Нынешняя публичная среда, не только русскоязычная, но и глобальная, построена вокруг немедленной реакции. Создатели инфоповодов заранее оптимизируют свои жесты и высказывания под алгоритмы социальных медиа и предполагаемую чувствительность аудитории. За ней же, за предполагаемой чувствительностью, гонятся и алгоритмы. Их цели до определенной точки совпадают — в той части, где важно не столько выразить мысль, сколько срезонировать и создать возбуждение или попасть в уже кем-то созданное. Слушатели и зрители в свою очередь участвуют в этом ритуале с готовностью, комментируя комментарии и обсуждая реакции на комментарии. Как мы уже говорили в одном из прошлых текстов, «лидеры» и «фоловеры» в этой конструкции легко меняются местами. Многие из последователей сами являются в чем-то лидерами, ведут свои платформы и борются за аудиторию и изучают ее чувствительность. Мы таким образом живем в «толпе лидеров».

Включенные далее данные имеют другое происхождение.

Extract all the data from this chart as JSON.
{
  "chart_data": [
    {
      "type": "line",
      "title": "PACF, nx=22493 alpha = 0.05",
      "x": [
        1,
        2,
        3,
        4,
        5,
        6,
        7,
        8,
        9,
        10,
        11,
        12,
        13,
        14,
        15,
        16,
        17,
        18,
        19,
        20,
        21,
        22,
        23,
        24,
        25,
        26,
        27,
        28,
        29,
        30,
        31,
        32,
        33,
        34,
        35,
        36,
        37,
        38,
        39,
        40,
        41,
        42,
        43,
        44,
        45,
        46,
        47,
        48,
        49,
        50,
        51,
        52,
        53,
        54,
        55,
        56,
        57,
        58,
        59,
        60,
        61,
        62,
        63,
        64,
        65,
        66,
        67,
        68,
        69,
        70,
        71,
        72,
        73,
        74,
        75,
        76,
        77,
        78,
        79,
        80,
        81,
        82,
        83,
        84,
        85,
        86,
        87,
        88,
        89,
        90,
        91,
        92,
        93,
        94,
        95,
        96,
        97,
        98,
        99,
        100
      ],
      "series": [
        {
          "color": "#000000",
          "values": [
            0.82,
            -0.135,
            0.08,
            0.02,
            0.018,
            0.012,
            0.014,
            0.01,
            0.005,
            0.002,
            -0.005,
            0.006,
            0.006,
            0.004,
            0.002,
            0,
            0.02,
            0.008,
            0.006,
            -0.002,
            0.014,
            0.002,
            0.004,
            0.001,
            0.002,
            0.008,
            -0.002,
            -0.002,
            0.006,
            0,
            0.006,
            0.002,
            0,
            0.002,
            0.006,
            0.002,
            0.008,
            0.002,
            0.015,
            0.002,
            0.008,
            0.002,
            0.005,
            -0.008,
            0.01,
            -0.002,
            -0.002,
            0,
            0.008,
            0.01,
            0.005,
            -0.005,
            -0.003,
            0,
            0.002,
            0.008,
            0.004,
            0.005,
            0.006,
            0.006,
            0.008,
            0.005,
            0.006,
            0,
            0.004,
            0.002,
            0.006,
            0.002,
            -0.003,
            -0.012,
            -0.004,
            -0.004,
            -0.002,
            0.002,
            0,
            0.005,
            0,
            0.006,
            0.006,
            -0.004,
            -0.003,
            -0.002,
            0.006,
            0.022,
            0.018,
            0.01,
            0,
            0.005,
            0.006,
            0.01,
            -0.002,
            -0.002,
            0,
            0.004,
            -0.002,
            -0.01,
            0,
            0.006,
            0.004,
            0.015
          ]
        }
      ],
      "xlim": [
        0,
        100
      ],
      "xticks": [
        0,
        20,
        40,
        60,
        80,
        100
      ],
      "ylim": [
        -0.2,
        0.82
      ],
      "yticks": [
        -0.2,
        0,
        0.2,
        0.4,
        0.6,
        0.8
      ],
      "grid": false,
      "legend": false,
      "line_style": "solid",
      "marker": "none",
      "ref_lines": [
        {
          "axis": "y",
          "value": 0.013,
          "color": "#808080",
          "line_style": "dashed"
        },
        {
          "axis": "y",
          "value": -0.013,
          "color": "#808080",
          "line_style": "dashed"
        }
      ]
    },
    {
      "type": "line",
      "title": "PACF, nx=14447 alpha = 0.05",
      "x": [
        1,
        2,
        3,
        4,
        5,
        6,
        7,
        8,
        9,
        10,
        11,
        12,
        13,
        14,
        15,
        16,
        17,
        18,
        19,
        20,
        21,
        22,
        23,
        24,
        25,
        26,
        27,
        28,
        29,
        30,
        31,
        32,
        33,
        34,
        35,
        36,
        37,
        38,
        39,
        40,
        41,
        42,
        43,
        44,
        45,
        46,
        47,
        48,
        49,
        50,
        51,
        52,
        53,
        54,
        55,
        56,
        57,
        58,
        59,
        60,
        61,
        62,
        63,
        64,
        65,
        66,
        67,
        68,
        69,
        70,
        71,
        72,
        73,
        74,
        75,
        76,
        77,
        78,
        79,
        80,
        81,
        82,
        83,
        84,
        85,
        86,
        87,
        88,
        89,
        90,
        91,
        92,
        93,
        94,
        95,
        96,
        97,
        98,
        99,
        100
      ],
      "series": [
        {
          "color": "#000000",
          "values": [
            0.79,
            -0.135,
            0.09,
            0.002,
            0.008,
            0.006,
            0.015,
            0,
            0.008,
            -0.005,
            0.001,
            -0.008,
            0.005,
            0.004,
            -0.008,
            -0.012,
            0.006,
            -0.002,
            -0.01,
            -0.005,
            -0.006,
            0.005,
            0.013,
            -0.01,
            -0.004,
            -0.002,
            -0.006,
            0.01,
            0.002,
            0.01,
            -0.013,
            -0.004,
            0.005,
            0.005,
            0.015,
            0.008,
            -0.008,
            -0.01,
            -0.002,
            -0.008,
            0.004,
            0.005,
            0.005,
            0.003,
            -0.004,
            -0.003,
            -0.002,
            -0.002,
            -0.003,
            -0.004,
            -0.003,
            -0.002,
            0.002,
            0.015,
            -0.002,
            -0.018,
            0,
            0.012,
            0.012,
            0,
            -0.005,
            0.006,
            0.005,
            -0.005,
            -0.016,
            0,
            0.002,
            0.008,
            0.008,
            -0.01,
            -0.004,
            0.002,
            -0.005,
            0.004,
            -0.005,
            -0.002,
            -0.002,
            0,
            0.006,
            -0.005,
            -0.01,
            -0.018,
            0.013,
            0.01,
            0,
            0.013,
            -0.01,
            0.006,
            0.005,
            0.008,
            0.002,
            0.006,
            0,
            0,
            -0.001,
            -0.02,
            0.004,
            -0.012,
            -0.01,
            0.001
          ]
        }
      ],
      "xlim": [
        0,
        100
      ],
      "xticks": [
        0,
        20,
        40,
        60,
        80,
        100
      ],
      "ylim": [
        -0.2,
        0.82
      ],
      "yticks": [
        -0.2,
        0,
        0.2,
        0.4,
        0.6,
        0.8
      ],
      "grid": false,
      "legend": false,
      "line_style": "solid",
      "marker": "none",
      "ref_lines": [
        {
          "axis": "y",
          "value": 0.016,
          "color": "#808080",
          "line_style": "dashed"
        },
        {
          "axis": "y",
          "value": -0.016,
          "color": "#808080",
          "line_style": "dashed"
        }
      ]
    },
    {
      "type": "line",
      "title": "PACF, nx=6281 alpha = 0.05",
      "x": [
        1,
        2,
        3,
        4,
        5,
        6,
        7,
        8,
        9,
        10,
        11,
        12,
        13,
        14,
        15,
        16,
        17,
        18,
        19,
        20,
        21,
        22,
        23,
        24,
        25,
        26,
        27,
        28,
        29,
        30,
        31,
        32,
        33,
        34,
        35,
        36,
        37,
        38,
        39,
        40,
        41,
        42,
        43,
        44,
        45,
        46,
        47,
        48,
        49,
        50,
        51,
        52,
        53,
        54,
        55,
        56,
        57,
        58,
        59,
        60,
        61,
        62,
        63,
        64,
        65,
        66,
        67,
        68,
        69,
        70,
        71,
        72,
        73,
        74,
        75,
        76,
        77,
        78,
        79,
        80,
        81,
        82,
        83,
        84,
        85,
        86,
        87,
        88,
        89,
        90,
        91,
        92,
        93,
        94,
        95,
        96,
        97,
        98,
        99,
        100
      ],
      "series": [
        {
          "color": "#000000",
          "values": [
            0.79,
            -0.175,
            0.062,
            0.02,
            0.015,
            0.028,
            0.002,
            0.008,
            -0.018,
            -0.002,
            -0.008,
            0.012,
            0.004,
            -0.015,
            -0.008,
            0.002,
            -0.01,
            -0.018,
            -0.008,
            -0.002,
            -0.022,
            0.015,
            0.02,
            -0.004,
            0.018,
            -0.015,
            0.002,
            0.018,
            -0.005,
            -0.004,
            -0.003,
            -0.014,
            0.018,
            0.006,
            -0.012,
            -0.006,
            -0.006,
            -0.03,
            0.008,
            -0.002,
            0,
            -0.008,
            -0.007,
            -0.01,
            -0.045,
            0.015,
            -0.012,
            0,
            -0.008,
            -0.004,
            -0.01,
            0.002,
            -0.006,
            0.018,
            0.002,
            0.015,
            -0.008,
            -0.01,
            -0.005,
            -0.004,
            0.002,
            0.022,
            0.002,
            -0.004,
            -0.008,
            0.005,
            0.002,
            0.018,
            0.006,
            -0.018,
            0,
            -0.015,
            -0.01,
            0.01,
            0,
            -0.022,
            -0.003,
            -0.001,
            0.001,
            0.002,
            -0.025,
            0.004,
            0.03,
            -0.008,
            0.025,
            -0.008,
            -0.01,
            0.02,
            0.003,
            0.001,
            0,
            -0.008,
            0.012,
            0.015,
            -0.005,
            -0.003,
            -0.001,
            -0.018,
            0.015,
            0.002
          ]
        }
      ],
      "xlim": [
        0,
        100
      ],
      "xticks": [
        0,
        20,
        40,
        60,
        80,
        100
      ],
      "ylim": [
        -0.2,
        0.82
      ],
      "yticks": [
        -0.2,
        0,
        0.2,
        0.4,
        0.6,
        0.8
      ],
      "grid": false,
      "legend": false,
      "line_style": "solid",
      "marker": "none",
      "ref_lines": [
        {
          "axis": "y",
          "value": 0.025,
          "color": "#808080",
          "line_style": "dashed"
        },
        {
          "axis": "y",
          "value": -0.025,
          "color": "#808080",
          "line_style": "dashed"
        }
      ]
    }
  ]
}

Эти свойства публичной сферы, как мне кажется, неизбежно влияют и на то, как формируется и воспринимается искусство, если мы продолжаем считать искусство одной из форм высказывания. За последние 10–15 лет, а именно в период широкого распространения и расцвета социальных медиа, на первый план в «передовом» искусстве вышло политическое высказывание, основанное на идентичности самого художника и в каком-то смысле защищенное этой идентичностью.

Об этом в том числе писал арт-критик, бывший куратор Дин Киссик в статье «Нарисованный протест» в журнале Harper’s. На его взгляд, в 1990–2000-х искусство было ориентировано на поиск формы, языка, новых художественных решений, а сегодня все чаще сводится к утверждению социально значимого содержания. Его текст был воспринят в художественной среде, особенно в ее значительной, влиятельной левоориентированной части, как попытка вернуть старый канон, своего рода манифест «белого реванша». Или, может быть, так будет точнее, как текст, направленный против «другого», против защиты непонятых, маргинализированных, не представленных в большой публичной сфере идентичностей.